More than three years ago, we did the following post, entitled, China: Do Just One Thing. Trademarks.

From time to time I get calls from start-up companies about to embark on manufacturing in China. They are calling to ask what they need to do “to protect themselves.”

I tell them about NNN Agreements and how they can help prevent potential manufacturers from replicating their product. And I tell them about how important it is that they have an OEM Agreement with their Chinese manufacture

Then I tell them how if they do nothing else, they should immediately register their trademarks in China. This one usually surprises them and they often think I have misunderstood what they are planning for China. They at first do not understand why I am emphasizing the need for their filing a trademark in China when they have no plans to sell their product in China. I then explain the following to them:

China is a first to file country, which means that, with very few exceptions, whoever files for a particular trademark in a particular category gets it. So if the name of your company is XYZ and you make shoes and you have been manufacturing your shoes in China for the last three years and someone registers the XYZ trademark for shoes, that other company gets the trademark. And then, armed with the trademark, that company has every right to stop your XYZ shoes from leaving China because they violate its trademark.

Then they understand.

A recent CNN Article, Brand wars: Battling China’s trademark “squatters” does a really good job of emphasizing with examples why registering your trademark is so important in China. The article talks about how there are companies and individuals who register in China the trademarks for rising brands (or logos) outside China:

Savvy to China’s complex trademark laws, these individuals target valuable foreign brands and register them as trademarks in China.
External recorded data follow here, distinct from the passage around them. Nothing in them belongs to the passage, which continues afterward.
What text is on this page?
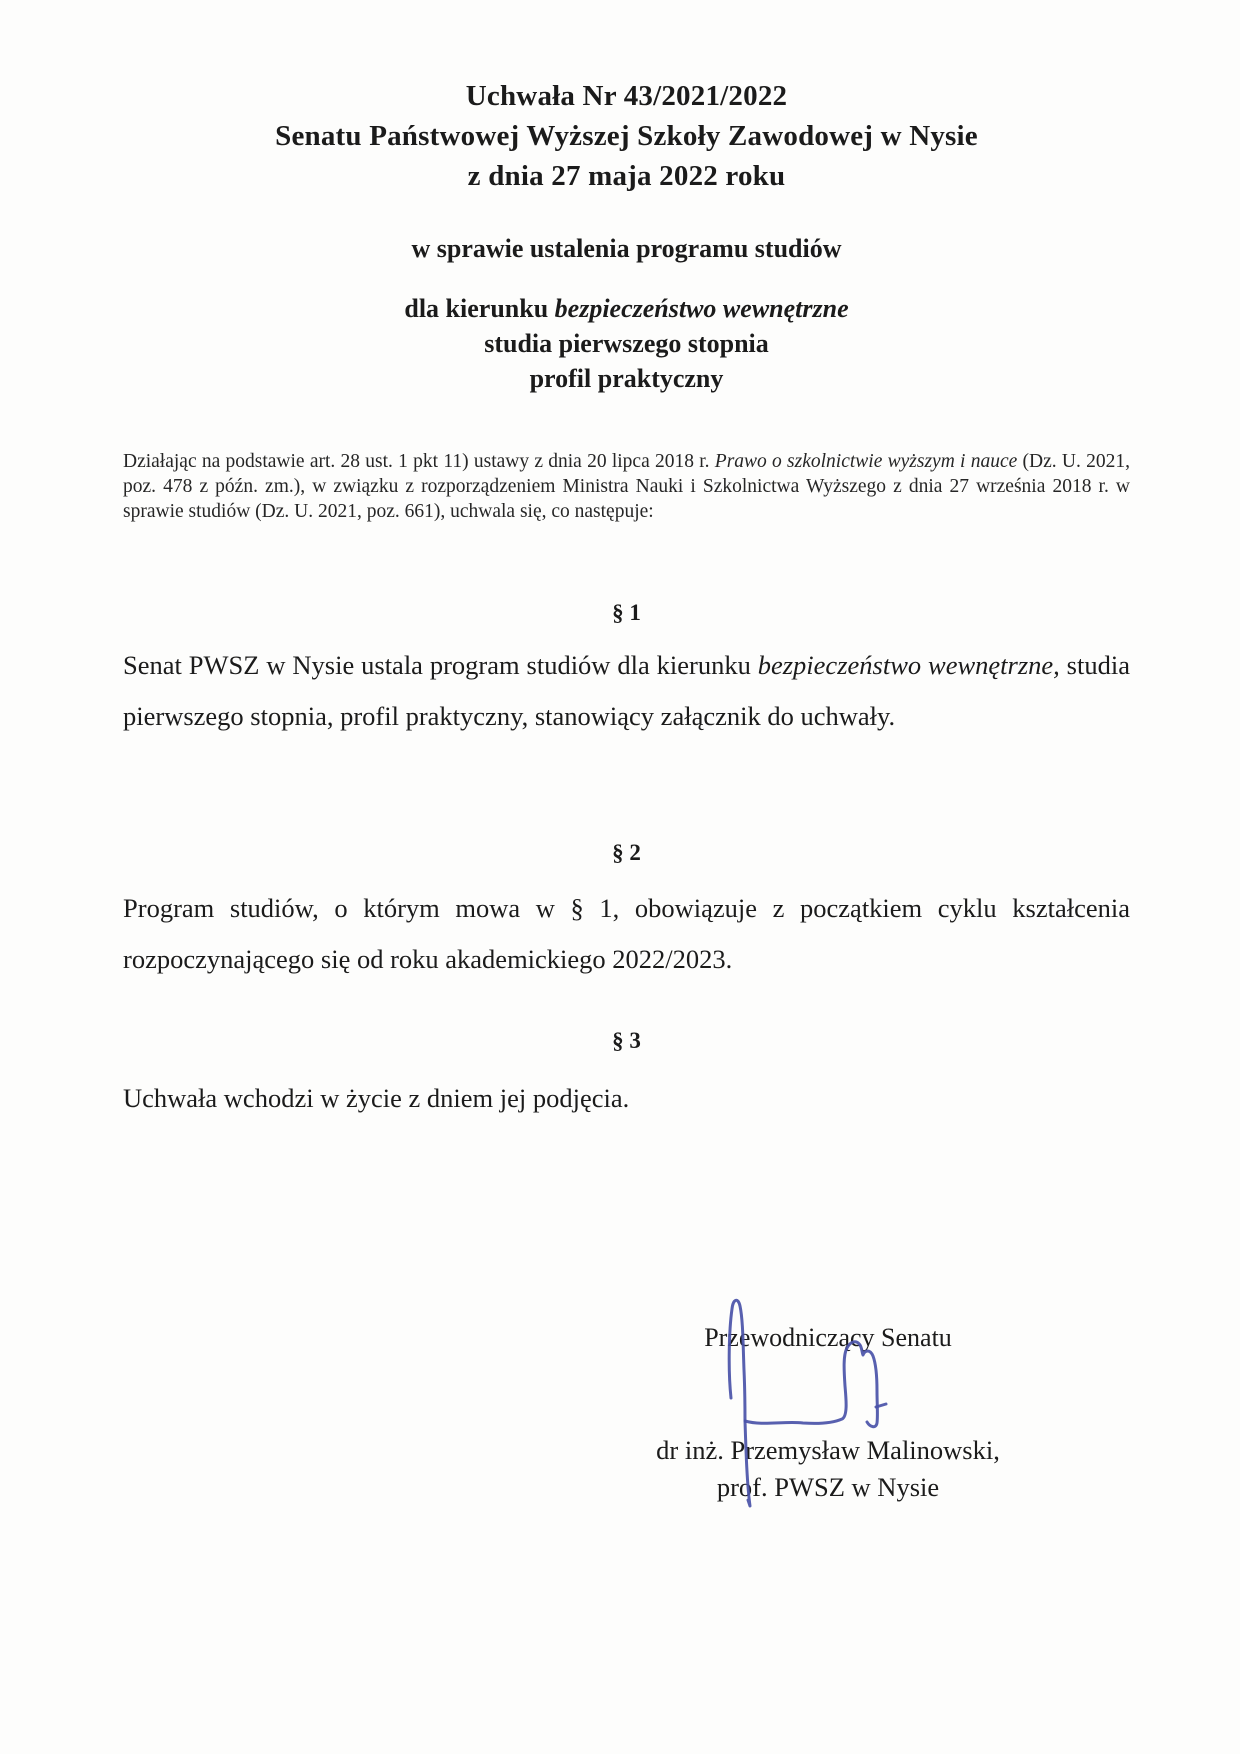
Uchwała Nr 43/2021/2022
Senatu Państwowej Wyższej Szkoły Zawodowej w Nysie
z dnia 27 maja 2022 roku
w sprawie ustalenia programu studiów
dla kierunku bezpieczeństwo wewnętrzne
studia pierwszego stopnia
profil praktyczny
Działając na podstawie art. 28 ust. 1 pkt 11) ustawy z dnia 20 lipca 2018 r. Prawo o szkolnictwie wyższym i nauce (Dz. U. 2021, poz. 478 z późn. zm.), w związku z rozporządzeniem Ministra Nauki i Szkolnictwa Wyższego z dnia 27 września 2018 r. w sprawie studiów (Dz. U. 2021, poz. 661), uchwala się, co następuje:
§ 1
Senat PWSZ w Nysie ustala program studiów dla kierunku bezpieczeństwo wewnętrzne, studia pierwszego stopnia, profil praktyczny, stanowiący załącznik do uchwały.
§ 2
Program studiów, o którym mowa w § 1, obowiązuje z początkiem cyklu kształcenia rozpoczynającego się od roku akademickiego 2022/2023.
§ 3
Uchwała wchodzi w życie z dniem jej podjęcia.
Przewodniczący Senatu
dr inż. Przemysław Malinowski,
prof. PWSZ w Nysie
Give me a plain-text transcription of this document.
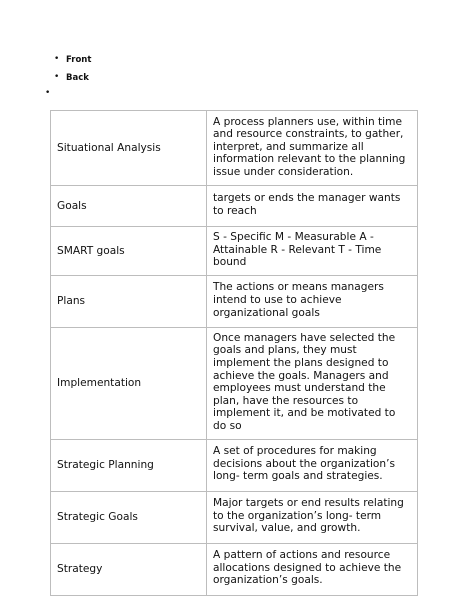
• Front
• Back
•
Situational Analysis	A process planners use, within time and resource constraints, to gather, interpret, and summarize all information relevant to the planning issue under consideration.
Goals	targets or ends the manager wants to reach
SMART goals	S - Specific M - Measurable A - Attainable R - Relevant T - Time bound
Plans	The actions or means managers intend to use to achieve organizational goals
Implementation	Once managers have selected the goals and plans, they must implement the plans designed to achieve the goals. Managers and employees must understand the plan, have the resources to implement it, and be motivated to do so
Strategic Planning	A set of procedures for making decisions about the organization’s long- term goals and strategies.
Strategic Goals	Major targets or end results relating to the organization’s long- term survival, value, and growth.
Strategy	A pattern of actions and resource allocations designed to achieve the organization’s goals.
When international companies want to launch their products on the Chinese market, they’re often left with little choice but to cough up huge sums to buy back the trademark, rebrand their product or fight for the right to use the brand through lengthy legal battles.

The article talks of how Penfolds, an Australian winery, “is currently at the center of a legal dispute over the use of its own name in China” after “a notorious squatter” registered Penfolds’ Chinese name, “Ben Fu — a transliteration that means ‘chasing prosperity.'”

The article goes on to discuss similar issues companies like Tesla, Pfizer, and Castel Frères have had with China trademark squatters and then nicely outlines what foreign companies can do to avoid such problems, including first and foremost “immediately” figuring out what trademarks should be protected in China and then securing that protection through registration.